Bella walked on through the ice-lined tunnel under Crabtree. She had been on her way to the nursery, to talk to a class of babbling five year olds. “You told me that the cube is more than just a message. You said it might be useful to me.”

“It could also be very lethal. Now that I’ve learned a little more about the state of affairs here on Janus, I’m inclined to take the cautious line.”

“I’ll tell you what we think we know,” Bella said. “The cube is two hundred tonnes of replicating material squeezed into eight cubic metres. It’s not nanotech, since we can analyse that, but something as far beyond nanotech as nanotech is beyond clockwork.”

“Continue,” Chromis said, as if this was all just a mildly diverting parlour game they’d elected to play on a rainy afternoon.

“Some of that stuff must provide something to run on, and some of it presumably enables the cube to keep repairing itself, but I doubt it needs all two hundred tonnes just for that.”

“That would be excessive.”

“So what does the rest of it do?”

Chromis hesitated before answering. “Many things.”

“No shit. Really.”

“There isn’t much it can’t do, truth be told.”

“I suspected as much. Why are you quite so reluctant to discuss this, Chromis?”

“You would be, in my shoes.”

“If you meant for me to find the cube, why is there such a problem with telling me what it does?”

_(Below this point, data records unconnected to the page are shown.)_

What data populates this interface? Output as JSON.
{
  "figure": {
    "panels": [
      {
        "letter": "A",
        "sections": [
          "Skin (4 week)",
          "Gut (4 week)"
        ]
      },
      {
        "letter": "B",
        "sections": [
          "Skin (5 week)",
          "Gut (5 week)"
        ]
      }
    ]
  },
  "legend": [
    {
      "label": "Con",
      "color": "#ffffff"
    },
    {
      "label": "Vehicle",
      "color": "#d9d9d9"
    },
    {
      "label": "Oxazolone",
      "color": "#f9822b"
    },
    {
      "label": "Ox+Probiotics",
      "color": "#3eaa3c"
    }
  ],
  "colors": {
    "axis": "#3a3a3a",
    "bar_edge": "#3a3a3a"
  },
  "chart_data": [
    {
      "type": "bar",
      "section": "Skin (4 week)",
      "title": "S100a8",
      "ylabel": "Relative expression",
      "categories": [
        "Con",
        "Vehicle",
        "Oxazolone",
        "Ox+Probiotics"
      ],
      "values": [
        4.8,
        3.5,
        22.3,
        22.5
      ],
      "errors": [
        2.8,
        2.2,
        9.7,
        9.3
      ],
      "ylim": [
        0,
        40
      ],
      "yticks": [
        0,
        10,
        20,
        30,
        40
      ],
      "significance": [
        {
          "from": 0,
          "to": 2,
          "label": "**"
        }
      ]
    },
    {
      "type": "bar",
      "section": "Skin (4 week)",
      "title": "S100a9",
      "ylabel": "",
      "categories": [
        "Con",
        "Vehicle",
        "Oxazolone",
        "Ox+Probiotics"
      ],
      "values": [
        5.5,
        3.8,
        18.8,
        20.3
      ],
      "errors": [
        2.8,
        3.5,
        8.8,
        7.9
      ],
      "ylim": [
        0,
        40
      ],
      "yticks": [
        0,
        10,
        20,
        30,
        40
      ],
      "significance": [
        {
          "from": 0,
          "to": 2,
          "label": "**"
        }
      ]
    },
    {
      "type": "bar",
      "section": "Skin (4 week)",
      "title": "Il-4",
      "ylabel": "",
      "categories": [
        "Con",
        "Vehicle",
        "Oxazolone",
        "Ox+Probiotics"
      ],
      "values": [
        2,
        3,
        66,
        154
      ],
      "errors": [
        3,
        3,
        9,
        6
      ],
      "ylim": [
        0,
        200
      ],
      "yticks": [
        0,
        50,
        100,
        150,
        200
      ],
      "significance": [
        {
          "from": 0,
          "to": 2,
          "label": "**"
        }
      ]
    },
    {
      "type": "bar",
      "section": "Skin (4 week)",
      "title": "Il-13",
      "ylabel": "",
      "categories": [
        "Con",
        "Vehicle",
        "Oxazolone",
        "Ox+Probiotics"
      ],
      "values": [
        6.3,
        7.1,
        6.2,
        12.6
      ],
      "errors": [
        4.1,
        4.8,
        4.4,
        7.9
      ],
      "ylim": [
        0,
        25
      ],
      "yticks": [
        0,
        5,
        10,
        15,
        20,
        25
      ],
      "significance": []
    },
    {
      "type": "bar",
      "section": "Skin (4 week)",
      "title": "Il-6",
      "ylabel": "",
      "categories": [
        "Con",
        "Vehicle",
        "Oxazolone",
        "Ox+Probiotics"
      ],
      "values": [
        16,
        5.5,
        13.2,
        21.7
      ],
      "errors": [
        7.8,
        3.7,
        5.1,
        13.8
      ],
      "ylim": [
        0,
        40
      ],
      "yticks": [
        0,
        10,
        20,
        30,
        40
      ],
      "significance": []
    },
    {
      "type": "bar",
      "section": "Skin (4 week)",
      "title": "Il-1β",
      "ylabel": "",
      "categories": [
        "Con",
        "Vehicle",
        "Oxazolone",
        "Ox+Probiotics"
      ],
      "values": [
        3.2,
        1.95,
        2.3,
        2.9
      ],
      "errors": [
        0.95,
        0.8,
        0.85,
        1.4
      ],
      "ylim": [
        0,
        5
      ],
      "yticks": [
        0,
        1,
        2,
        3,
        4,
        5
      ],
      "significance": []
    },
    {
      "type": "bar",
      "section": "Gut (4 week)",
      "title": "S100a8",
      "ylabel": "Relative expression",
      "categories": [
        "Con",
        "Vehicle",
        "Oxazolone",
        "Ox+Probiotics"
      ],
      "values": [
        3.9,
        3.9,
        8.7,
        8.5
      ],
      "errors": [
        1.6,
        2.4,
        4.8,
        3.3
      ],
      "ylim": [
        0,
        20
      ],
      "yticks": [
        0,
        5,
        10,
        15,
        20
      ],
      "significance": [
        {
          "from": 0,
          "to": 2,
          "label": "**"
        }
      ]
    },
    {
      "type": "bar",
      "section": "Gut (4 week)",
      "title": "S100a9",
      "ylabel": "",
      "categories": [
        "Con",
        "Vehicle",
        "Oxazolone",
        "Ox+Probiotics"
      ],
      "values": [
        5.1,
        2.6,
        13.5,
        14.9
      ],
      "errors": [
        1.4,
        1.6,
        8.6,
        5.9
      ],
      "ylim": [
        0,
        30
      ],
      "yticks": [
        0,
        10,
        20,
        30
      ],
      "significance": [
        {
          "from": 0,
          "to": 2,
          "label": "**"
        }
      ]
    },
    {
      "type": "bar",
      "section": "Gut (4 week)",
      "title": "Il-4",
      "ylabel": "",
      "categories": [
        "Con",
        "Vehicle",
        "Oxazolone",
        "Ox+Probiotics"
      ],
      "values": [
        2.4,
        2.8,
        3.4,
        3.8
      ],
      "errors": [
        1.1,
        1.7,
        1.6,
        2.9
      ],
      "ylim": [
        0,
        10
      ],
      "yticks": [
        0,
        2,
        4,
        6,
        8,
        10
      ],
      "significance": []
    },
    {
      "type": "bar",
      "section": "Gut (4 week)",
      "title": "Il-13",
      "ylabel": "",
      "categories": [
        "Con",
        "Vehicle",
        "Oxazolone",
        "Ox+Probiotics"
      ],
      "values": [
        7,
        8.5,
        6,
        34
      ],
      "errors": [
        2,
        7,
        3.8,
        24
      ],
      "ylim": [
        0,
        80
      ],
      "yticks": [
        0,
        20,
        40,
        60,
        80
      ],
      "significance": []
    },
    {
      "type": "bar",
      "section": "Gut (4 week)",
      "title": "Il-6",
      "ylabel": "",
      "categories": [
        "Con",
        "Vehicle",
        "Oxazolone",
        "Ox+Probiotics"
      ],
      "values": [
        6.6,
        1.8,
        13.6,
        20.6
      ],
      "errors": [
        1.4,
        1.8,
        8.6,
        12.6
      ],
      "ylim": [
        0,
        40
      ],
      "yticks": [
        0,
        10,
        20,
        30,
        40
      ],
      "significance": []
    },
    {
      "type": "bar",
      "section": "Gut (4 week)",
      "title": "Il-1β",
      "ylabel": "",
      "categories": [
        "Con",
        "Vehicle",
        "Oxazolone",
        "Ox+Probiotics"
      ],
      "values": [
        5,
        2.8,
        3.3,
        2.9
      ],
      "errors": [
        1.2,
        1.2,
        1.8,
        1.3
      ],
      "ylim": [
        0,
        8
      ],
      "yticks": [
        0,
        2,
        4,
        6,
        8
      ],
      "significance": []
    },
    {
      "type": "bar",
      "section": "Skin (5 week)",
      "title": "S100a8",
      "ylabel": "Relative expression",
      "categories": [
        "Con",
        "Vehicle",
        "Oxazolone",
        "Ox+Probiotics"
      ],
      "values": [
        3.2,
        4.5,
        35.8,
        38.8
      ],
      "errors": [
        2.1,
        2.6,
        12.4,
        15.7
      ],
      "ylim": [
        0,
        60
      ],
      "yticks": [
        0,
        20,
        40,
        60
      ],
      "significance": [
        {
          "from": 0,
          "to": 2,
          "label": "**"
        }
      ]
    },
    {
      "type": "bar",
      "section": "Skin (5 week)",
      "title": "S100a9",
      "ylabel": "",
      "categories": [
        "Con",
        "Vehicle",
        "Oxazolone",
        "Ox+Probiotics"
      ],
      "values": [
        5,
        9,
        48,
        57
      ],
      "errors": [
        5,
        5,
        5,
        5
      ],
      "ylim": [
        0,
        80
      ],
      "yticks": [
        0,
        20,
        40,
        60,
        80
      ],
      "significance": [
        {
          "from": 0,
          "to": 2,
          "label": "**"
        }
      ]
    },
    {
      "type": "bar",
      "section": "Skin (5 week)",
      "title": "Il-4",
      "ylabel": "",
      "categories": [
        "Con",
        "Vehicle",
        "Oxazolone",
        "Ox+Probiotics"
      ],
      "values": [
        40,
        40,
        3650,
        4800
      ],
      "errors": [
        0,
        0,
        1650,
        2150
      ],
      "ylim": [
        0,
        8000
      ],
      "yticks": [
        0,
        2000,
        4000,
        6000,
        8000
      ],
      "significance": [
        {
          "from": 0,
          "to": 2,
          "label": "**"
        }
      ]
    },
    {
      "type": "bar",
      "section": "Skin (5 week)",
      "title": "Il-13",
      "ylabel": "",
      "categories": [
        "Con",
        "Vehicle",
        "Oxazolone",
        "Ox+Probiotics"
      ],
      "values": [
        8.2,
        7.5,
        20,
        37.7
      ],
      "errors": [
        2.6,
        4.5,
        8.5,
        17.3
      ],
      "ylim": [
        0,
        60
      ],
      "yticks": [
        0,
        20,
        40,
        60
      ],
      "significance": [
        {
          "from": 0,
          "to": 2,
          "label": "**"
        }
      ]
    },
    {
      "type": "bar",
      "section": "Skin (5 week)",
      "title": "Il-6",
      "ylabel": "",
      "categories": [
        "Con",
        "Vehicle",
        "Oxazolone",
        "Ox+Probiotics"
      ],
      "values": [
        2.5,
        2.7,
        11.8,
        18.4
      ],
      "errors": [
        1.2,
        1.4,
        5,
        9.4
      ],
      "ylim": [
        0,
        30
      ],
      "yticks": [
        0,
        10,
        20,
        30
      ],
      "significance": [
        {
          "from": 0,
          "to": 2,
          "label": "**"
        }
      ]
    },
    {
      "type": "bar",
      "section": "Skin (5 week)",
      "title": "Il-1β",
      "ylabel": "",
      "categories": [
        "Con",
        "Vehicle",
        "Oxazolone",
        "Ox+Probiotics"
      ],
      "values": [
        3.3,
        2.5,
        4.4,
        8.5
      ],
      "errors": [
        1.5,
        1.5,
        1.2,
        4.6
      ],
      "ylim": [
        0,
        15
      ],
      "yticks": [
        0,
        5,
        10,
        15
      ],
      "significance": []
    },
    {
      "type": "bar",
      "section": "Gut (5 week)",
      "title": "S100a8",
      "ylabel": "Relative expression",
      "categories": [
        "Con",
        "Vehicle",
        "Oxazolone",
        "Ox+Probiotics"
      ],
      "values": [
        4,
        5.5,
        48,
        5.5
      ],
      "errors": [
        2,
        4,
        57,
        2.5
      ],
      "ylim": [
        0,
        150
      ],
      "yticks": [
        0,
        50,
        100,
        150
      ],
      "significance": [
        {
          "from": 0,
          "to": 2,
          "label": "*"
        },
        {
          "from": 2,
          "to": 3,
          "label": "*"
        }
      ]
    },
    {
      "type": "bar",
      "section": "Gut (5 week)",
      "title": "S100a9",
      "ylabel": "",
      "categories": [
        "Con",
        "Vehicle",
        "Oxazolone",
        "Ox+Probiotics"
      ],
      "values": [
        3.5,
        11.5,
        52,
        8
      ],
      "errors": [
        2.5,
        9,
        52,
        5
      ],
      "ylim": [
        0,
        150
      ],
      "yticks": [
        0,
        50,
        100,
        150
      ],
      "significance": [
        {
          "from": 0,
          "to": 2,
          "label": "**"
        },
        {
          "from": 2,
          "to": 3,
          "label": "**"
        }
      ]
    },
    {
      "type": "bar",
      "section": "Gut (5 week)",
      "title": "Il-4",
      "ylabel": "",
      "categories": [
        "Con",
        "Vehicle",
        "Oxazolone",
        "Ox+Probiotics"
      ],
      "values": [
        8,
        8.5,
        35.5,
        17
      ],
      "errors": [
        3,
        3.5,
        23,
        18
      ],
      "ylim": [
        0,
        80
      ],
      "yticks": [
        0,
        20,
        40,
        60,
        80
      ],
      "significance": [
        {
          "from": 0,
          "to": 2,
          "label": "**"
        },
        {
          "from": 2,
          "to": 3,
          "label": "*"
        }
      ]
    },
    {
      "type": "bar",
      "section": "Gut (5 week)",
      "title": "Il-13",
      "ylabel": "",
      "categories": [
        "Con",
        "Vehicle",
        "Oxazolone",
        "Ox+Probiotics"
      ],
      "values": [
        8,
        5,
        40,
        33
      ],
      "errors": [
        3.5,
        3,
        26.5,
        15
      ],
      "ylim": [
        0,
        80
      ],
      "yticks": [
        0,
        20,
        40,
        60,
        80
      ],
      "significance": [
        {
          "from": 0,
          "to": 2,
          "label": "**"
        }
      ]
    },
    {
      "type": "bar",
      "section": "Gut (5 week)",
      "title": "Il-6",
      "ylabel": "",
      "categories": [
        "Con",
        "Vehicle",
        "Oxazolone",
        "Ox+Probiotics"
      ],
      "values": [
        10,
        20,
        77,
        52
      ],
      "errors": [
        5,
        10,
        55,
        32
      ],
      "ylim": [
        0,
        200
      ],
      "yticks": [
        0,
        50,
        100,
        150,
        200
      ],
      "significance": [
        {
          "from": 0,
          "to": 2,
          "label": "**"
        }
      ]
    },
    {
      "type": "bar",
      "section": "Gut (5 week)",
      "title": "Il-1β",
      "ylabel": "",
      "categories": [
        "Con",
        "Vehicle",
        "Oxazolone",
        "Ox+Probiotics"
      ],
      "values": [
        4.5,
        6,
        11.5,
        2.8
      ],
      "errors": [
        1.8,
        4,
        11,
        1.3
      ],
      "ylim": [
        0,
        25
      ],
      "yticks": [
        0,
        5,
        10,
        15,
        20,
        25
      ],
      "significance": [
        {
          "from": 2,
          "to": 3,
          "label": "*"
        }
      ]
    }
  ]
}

“Mm. The problem is —” Chromis made a frustrated face. “The problem is, we sent out the cubes with the best of intentions, but we were not hugely confident that any of them would find you.”

“So you said.”

“But we assumed that if by some great good fortune one of the cubes did find you, then it would more than likely be after a considerable period of time had elapsed.”

“A lot of time
has
passed,” Bella said impatiently.

“But not by your reckoning. How many years has it been, Bella, since you encountered Janus? A few decades, that’s all. That’s nothing compared to the eighteen thousand years between your time and mine.”

“It still feels like a long time to us.”

From their conversations, Bella had pieced together a coherent picture of Chromis’s world and history, and how it connected to her own. Somewhere around 2136, various lines of development had collided. What had once been servile Borderline Intelligences had jumped the tracks into genuine sentience. The luminously clever engines of Trangressive Intelligence had been much too clever, much too willing to oblige.

In an instant, humanity had found itself in possession of tools powerful enough to remake entire worlds, but equally capable of shattering them to dust. There was no war
as such
, but there were dreadful accidents, regrettable misunderstandings and hugely disproportionate retaliations. Around the edge of the system, those powers not embroiled in the transformation had looked on with something between horror and awe. The Thai expansion was less an attempt to establish a human presence beyond the solar system than a desperate effort to outrace that whirlwind of change.